Podría escribirse un libro con varios tomos sobre este sitio, pero Manuel no quiso cerrar el diálogo sin contar el día que el Real Zaragoza, la principal institución deportiva de la ciudad, conquistó la Copa del Rey triunfando nada menos que ente Real Madrid por 3 a 2 en tiempo extra.

«Imagínate lo que fue esto, teníamos miedo que alguien se cayera por el balcón», nos dice mientras señala la parte de arriba del local.

Me mencionó a dos jugadores –que ahora no recuerdo– de esa plantilla campeona que a la semana pidió reservas con sus familias para festejar lo que hasta hoy sigue siendo el mayor hito deportivo del club. Solo basta con recordar que del lado del Real jugaban Zidane, Figo, Beckham y Raúl, por citar solo a cuatro estrellas merengues.
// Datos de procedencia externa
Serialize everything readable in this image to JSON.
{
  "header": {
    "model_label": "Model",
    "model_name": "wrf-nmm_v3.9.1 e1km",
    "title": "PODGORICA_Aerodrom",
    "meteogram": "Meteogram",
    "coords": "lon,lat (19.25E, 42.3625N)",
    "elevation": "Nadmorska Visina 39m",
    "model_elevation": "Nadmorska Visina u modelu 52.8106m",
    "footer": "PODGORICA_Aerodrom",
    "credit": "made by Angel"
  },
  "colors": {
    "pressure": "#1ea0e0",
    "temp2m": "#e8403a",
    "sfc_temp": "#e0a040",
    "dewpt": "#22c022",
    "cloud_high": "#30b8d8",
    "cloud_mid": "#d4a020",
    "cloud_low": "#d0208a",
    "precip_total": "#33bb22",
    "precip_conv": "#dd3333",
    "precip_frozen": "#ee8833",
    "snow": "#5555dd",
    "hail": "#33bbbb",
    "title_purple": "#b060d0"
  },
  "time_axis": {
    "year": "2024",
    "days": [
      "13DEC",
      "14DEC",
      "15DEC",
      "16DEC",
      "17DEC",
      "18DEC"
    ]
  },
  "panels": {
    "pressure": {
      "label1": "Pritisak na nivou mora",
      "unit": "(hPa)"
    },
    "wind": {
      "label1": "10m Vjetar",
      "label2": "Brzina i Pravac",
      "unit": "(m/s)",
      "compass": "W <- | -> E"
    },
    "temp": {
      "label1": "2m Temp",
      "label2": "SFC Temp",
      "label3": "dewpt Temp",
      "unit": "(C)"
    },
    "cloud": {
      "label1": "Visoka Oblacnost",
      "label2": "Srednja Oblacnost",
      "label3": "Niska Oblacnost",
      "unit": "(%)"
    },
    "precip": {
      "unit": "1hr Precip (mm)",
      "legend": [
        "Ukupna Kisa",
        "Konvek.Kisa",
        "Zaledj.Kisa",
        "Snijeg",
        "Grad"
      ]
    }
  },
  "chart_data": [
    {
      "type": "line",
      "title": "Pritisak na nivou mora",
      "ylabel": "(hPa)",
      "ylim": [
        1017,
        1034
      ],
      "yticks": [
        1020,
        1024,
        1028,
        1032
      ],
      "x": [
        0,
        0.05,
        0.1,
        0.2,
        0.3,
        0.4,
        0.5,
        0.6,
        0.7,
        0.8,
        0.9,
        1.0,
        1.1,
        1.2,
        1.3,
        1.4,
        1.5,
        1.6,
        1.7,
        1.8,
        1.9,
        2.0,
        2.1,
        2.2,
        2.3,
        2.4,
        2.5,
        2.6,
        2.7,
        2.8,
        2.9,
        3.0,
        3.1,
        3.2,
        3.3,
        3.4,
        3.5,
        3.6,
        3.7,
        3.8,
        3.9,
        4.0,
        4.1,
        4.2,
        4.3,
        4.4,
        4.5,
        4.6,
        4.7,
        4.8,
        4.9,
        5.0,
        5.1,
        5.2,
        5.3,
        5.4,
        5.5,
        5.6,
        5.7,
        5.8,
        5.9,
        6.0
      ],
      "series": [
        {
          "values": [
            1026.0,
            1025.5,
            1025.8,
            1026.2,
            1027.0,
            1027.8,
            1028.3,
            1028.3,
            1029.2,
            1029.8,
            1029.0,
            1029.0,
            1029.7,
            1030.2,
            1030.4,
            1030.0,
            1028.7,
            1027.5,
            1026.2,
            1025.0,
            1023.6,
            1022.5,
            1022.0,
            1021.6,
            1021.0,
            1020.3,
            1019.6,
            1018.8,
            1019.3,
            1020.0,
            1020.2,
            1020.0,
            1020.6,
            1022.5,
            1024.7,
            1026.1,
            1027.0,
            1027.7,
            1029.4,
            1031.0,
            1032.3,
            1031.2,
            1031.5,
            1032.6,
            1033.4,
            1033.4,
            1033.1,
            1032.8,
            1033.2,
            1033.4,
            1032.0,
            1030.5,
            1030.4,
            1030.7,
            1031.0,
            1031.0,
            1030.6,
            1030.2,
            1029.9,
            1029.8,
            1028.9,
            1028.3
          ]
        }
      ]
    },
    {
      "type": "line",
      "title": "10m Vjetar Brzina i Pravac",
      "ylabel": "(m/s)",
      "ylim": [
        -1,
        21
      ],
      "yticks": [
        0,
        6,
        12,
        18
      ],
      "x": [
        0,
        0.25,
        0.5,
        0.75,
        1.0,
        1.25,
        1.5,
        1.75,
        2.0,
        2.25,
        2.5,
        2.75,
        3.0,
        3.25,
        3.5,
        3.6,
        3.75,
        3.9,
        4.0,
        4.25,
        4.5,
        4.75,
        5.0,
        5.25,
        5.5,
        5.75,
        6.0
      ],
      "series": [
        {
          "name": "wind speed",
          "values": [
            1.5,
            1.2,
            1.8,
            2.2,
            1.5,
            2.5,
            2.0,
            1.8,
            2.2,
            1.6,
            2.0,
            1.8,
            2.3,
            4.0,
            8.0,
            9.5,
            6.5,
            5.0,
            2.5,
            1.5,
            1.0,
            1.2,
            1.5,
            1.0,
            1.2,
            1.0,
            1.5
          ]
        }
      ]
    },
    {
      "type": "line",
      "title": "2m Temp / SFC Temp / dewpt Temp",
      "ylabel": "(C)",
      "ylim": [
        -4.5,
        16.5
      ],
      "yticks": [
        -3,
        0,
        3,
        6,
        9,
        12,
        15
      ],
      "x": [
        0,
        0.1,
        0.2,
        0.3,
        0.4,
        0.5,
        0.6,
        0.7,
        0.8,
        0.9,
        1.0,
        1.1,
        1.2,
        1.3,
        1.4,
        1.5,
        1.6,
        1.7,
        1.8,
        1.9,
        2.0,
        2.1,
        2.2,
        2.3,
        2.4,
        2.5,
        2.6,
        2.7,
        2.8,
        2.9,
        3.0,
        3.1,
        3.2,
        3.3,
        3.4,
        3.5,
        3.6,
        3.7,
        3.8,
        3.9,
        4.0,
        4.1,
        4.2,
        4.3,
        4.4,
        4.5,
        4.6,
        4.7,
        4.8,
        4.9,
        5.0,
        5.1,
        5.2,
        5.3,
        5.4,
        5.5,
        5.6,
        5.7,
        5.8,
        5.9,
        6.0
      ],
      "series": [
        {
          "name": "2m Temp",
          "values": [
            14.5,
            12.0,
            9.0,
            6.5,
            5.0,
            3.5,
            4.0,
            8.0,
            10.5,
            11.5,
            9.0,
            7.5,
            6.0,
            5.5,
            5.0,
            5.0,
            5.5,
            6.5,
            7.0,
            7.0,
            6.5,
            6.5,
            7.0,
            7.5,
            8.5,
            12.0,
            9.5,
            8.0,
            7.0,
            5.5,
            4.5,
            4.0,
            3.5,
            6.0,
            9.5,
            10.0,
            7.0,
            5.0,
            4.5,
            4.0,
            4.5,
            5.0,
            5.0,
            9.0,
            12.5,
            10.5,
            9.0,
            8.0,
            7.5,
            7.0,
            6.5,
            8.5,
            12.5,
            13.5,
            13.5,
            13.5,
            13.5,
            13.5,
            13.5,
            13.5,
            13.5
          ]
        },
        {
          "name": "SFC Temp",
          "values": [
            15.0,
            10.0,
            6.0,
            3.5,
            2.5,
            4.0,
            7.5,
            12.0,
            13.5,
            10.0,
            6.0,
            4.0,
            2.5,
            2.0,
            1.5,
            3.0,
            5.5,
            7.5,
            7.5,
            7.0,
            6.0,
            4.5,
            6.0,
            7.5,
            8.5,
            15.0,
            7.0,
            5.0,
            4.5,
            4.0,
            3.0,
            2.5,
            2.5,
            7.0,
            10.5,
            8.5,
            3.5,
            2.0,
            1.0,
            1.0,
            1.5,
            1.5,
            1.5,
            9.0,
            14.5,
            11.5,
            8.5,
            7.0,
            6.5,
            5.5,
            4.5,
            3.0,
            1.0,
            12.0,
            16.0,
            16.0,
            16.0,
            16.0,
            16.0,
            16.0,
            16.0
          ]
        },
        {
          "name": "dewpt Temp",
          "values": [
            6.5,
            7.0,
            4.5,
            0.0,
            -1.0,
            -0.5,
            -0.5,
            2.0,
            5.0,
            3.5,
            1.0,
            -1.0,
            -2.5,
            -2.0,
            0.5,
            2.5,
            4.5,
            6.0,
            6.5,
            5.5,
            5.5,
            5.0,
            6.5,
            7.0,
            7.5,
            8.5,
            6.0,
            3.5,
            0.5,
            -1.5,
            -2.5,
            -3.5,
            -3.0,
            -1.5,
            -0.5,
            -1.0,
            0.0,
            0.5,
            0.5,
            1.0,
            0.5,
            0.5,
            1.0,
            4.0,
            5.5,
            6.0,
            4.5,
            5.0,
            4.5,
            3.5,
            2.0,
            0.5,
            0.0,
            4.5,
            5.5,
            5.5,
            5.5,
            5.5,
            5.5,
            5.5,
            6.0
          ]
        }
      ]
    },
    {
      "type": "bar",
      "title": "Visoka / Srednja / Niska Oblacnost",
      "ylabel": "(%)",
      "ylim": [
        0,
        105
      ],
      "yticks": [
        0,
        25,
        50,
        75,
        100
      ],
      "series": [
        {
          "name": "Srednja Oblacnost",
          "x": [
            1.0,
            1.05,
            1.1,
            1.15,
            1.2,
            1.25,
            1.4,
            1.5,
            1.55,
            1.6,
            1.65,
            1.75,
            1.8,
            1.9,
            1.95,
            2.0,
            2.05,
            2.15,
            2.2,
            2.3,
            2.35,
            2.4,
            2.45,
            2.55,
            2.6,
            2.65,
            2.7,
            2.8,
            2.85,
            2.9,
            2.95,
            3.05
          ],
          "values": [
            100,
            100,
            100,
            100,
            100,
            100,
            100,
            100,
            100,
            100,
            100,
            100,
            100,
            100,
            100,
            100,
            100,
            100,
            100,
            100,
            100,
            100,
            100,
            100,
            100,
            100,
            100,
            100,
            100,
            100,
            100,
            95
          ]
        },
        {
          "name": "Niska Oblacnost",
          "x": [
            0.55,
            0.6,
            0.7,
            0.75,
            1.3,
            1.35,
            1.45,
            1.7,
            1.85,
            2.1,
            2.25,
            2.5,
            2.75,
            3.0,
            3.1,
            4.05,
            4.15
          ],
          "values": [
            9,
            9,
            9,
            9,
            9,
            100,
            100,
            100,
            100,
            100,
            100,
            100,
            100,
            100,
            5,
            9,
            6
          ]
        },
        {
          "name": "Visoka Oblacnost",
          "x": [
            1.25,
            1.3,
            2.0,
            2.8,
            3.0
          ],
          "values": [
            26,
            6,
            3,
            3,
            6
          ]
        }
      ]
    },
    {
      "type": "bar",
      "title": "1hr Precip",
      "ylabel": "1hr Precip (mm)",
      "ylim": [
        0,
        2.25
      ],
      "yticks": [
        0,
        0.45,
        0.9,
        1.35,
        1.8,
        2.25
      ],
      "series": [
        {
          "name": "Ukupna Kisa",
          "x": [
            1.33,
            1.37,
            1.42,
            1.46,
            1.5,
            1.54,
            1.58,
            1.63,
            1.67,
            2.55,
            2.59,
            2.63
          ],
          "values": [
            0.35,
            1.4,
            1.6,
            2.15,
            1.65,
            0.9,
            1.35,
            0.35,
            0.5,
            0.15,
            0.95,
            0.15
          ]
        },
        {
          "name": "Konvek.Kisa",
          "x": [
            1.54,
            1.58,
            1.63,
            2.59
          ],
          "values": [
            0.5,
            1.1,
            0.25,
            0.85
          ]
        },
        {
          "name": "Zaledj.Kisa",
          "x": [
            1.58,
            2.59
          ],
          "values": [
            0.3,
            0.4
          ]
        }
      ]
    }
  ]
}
Manuel también recuerda claramente el día que la delegación de Honduras visitó el lugar, en el marco del mundial de fútbol de 1982, cuando la Romareda (estadio del Zaragoza) acogió tres encuentros. «Ellos eran muy buenos, se hicieron bastante populares aquí, la gente los alentaba por el idioma y por su simpatía», recuerda Manuel.

Entre tantas anécdotas increíbles finalmente llegó el mozo con la cuenta, pagué y no pensé un instante en dejar una buena propina. Es que nunca pensé que una simple cena terminaría siendo un viaje en el tiempo de la mano de un guía extraordinario. Antes de retirarse me dio la mano, me miró serenamente y me dijo: «La verdad es que me acerqué a ti porque te confundí con otra persona. Pero fue muy agradable el diálogo. Que tengas una buena estadía en Zaragoza», terminó.

Vaya si las oportunidades están en todo lugar y en cualquier momento, pensé. Respiré profundamente con los ojos cerrados intentando llevarme un último aroma desde lo profundo del tiempo para que me acompañe de regreso al hotel. Y me fui.